Monsignor Stagliano began to weep.
“Si, piangi, come hai fatto piangere quei poveri bambini!” She grabbed him by the arm and pulled him out of bed. His feet tangled in the sheets, and he wound up flat on his back on the floor. The impact made him cry out, and he began to sob helplessly. Tears ran down his plump cheeks to mix with the snot that ran out of his nostrils and drip into his ears.
“Che bravo prete sei! Il Papa sarebbe orgogloso di te!” she jeered. She crouched next to him and got the onion, the garlic bulb and the lumps of coal out of her bag. Using her sharp fingernails, she peeled a big onion and set it aside. Then she crushed the garlic bulb with the leathery heel of her hand. She shoved the onion into his open mouth, and he bit into it reflexively. As he began to choke, she stuffed his nostrils with crushed garlic. He began to make half-smothered noises, and she waited until he almost suffocated before she picked him up bodily, wrapped her sinewy arms around his midsection, and squeezed hard. He gagged and coughed up the onion and garlic.
“Ti sentivi come ce stessi morendo, no? E se tu morissi e apparissi davanti a Dio, come pensi che Lui si sentirebbe nei confronti di un prete che fa del male ai bambini?”
But Monsignor Stagliano was too busy trying to catch his breath to answer, so La Bufana told him there was a special place in Hell for priests who hurt children. She let go of him and he sank to the floor. Then she gave him a taste of hellfire. She undid his top three buttons and held a lump of coal over a candle flame until its underside began to glow red. Then she dropped it into the opening of his cassock. He screamed and beat at his chest, trying to smother the coal, but the smell of roasting meat told her that the coal was still lit. Finally she put it out by lowering her drawers, standing over him, and pissing copiously. Perhaps it was the sight of her vagina that made him faint dead away. In her witch aspect, it had teeth.
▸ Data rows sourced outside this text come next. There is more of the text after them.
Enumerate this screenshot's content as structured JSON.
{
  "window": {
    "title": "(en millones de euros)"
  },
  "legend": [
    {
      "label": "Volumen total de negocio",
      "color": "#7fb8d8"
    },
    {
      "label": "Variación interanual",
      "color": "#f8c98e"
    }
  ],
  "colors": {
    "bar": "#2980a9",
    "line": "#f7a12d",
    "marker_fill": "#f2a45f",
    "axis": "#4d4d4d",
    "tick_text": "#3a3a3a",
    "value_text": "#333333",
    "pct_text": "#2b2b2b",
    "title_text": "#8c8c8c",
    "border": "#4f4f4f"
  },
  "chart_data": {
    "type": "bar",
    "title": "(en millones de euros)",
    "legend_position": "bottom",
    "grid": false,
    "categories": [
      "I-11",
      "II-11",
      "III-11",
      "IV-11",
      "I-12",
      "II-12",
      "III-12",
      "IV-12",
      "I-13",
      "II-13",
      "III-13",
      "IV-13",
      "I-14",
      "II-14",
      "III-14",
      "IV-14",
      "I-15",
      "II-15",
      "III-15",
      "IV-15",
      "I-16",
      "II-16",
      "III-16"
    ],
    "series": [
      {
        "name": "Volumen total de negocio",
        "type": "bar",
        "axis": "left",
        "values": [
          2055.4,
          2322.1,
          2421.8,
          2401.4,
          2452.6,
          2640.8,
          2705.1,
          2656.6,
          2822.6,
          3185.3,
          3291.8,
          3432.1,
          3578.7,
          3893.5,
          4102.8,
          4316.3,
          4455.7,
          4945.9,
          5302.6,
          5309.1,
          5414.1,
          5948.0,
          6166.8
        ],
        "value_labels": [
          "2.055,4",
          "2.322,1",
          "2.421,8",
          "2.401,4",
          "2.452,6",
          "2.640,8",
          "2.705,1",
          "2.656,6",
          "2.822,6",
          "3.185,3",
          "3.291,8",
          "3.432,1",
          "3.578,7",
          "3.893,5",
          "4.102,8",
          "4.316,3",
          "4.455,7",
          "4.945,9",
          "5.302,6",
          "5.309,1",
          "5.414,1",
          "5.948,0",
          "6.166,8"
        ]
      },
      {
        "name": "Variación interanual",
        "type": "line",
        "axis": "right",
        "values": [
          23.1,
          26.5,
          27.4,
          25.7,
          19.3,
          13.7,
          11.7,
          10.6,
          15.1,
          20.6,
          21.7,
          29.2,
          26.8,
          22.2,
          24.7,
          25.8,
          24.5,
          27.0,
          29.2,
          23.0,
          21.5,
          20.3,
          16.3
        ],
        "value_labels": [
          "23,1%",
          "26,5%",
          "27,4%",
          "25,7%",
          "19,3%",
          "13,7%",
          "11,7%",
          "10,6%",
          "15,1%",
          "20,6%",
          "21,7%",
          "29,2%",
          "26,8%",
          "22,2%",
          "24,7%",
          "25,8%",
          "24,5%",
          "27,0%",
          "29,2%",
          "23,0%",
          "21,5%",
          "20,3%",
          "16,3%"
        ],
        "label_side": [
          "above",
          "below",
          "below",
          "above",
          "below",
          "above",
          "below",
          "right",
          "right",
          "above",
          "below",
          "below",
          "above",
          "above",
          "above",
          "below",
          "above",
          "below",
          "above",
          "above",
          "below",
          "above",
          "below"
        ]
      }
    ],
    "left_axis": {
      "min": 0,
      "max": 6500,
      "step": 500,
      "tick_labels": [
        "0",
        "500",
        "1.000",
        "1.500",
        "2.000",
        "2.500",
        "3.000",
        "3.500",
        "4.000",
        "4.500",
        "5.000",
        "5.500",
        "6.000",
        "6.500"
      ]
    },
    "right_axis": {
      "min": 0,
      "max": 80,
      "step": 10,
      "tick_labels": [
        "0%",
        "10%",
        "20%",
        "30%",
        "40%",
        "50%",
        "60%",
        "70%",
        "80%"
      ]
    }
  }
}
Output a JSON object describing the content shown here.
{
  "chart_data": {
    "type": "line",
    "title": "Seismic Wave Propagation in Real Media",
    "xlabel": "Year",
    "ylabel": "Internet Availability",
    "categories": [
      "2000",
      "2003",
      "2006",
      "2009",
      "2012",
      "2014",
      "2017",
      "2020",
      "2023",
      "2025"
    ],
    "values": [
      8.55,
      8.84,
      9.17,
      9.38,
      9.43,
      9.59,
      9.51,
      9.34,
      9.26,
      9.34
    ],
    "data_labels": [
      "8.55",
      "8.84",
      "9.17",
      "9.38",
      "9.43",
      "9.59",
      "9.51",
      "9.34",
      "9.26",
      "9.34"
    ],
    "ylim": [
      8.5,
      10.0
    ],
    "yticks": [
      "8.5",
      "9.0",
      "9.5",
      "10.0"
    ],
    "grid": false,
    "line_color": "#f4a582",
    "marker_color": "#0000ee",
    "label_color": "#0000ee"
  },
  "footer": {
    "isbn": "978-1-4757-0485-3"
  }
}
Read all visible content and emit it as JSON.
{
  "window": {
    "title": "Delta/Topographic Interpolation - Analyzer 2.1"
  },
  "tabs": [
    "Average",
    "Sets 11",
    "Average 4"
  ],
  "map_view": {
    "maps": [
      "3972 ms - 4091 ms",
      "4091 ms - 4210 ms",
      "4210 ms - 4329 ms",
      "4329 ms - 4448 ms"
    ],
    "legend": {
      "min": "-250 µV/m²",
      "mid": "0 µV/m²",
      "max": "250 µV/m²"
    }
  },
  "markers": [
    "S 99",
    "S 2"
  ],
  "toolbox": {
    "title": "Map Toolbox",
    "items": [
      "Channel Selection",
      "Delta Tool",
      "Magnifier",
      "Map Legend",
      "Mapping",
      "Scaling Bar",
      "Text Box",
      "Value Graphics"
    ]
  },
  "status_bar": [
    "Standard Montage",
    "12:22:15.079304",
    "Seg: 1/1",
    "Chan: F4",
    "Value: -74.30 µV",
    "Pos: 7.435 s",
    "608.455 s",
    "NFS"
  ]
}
She got back on her broomstick and flew out the window, letting fly a hawk’s scream as she soared over the fallow fields of Sicilia and crossed above the Strait of Messina. Just before she angled her broom down toward Roma and her chamber in the Catacombs, she passed Babbo Natale flying south in his sleigh. His reindeer spooked a little when they saw her, but he checked them gently and waved at her.
“Buon Natale, cugino!” she shouted.
“Felice anno nuovo, cugina!” he shouted back. “Di sicuro hai detto una lezione a quel prete dispettoso!”
As he flew out of sight, she wondered how he had known about Stagliani. Then she laughed at herself. He knew everyone who was naughty or nice, of course, just as she did. It came with the job.